Japan will beef up people-to-people exchanges with the United States this year by dispatching young teachers of the Japanese language and English to the country, government officials said Friday.
Tokyo will launch new programs to send those teachers in the fiscal year starting in April amid concerns that bilateral ties could weaken with declines in the number of Japanese students enrolled at U.S. universities and cuts in the Japanese budget for a project to invite American and other foreign university graduates to teach English at Japanese schools.
The government has earmarked ¥500 million in the fiscal 2011 budget to send 100 Japanese teachers of the English language aged 40 or younger to U.S. universities to learn English teaching methods for six months, the officials said.

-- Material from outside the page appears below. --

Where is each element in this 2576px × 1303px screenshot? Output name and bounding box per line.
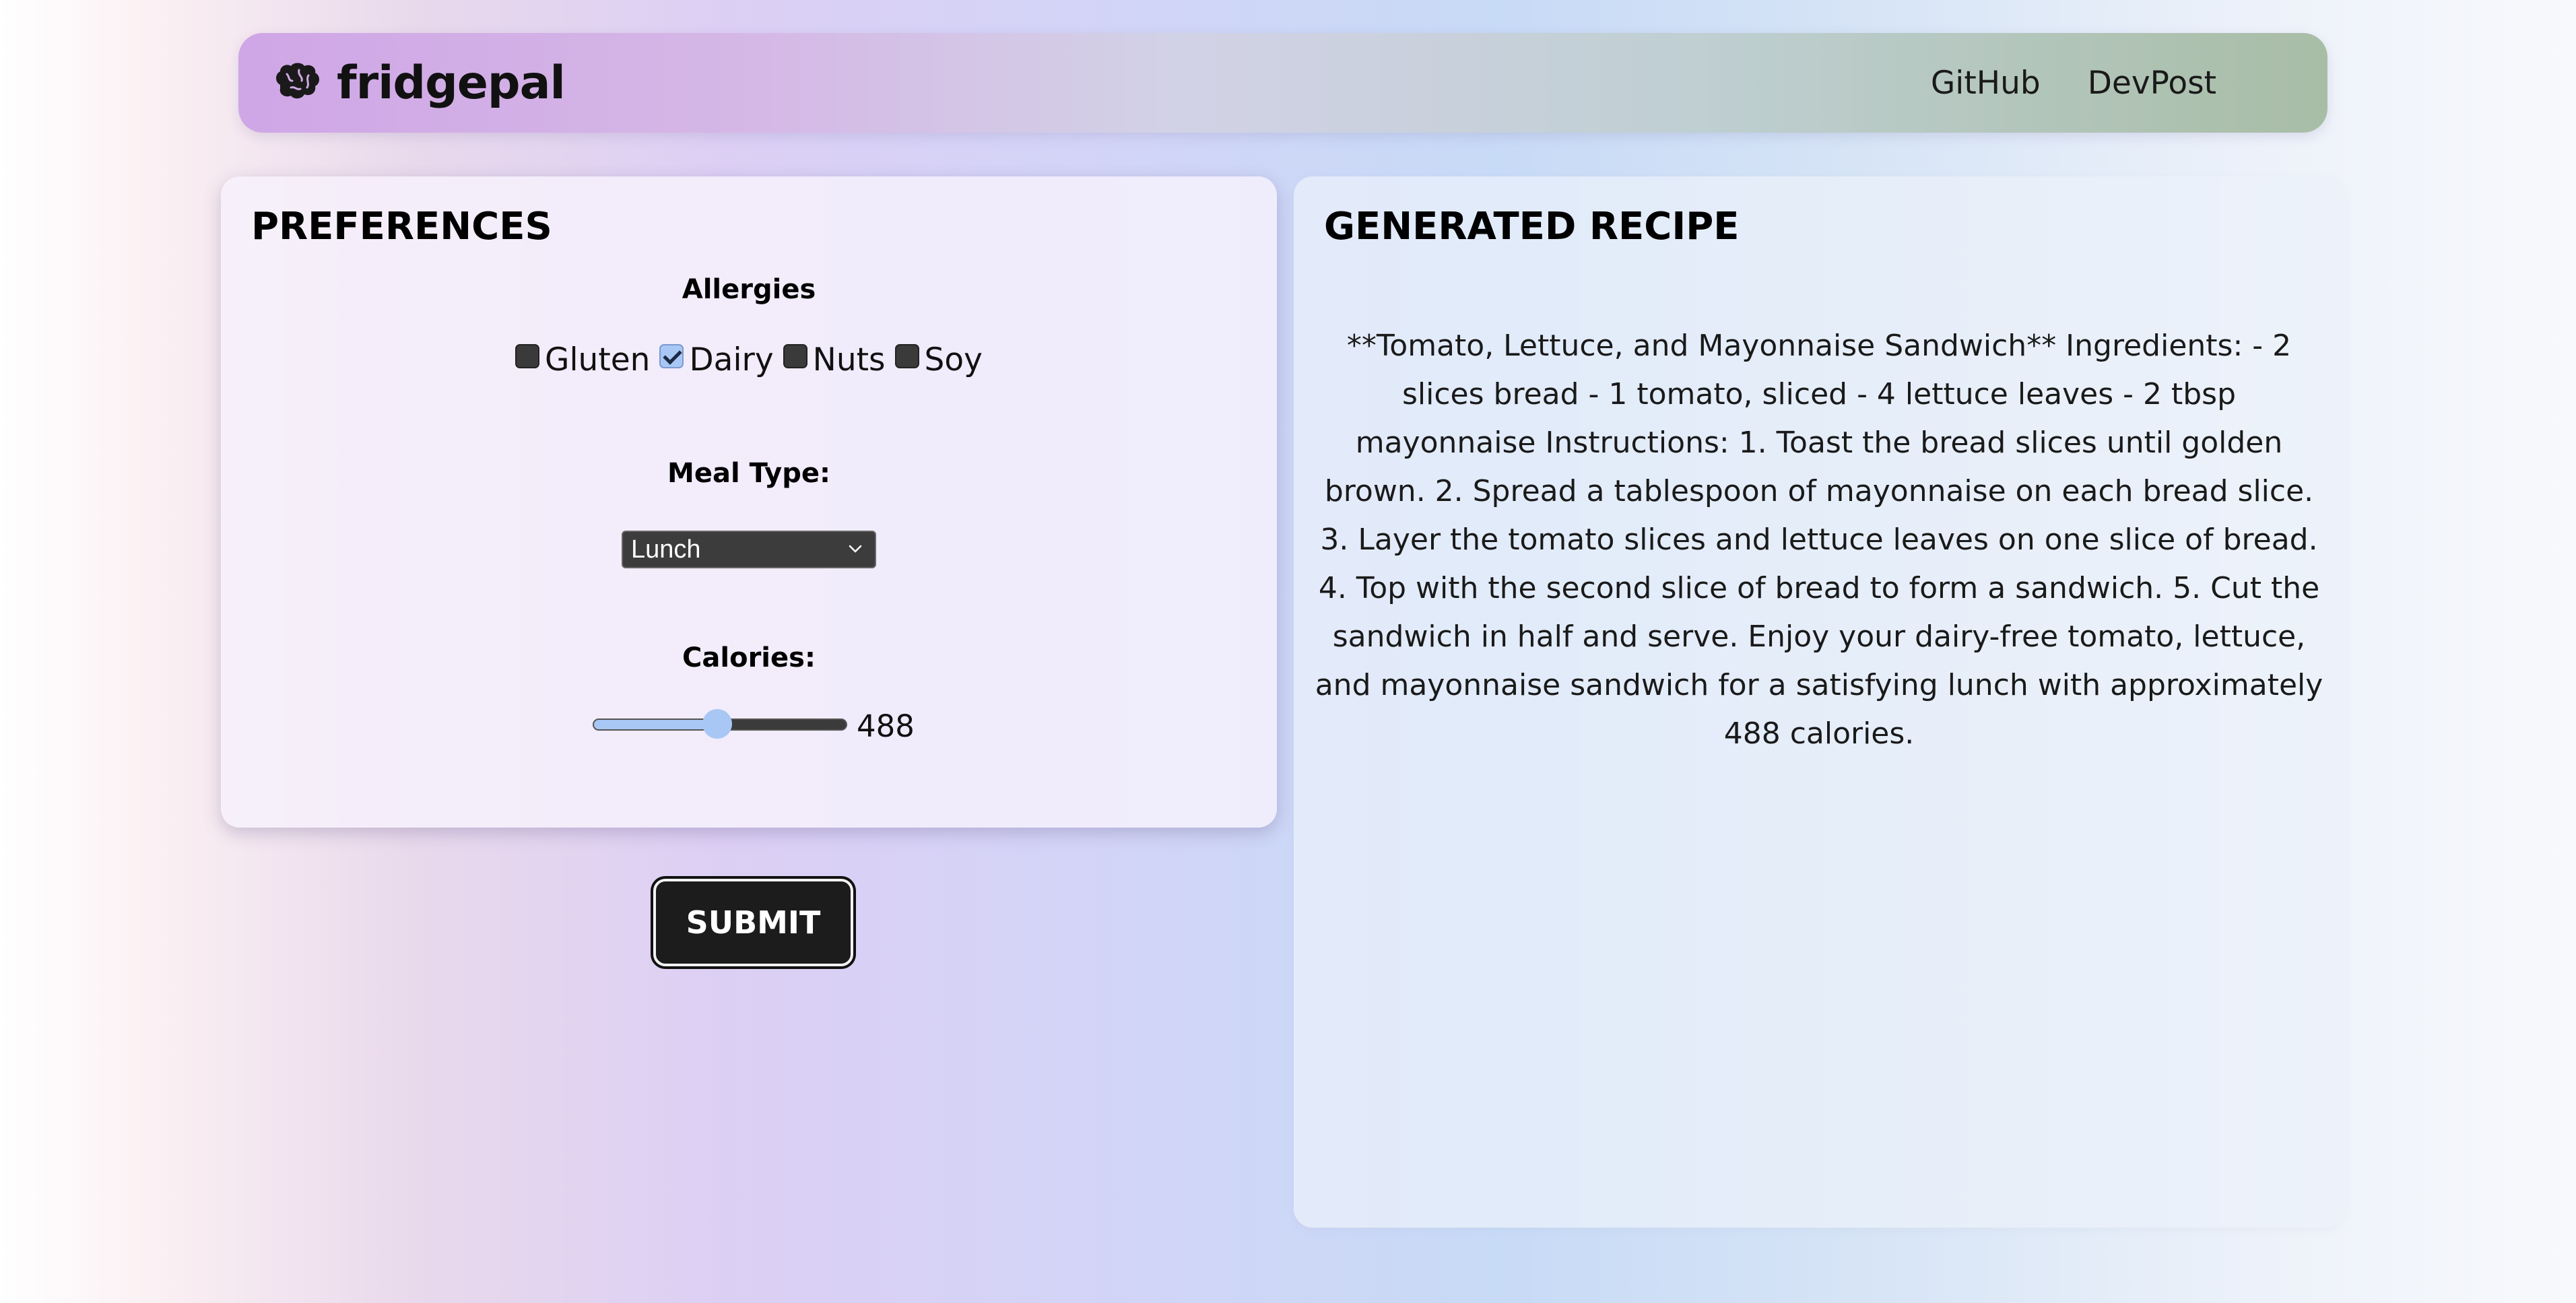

The government-linked Japan Foundation, which offers training programs for Japanese language teachers abroad, will newly start Japanese language courses for the general public in Los Angeles and New York. Young Japanese teachers will be sent to those cities to teach a few thousand students annually.
The teacher dispatch program is in line with Prime Minister Naoto Kan’s pledge last November in his meeting with U.S. President Barack Obama to effect bilateral exchanges of several thousand people over five years.
Kan’s initiative also includes sending young Japanese researchers to the United States, inviting U.S. Asian study experts to Japan and promoting short visits to Japan by American students.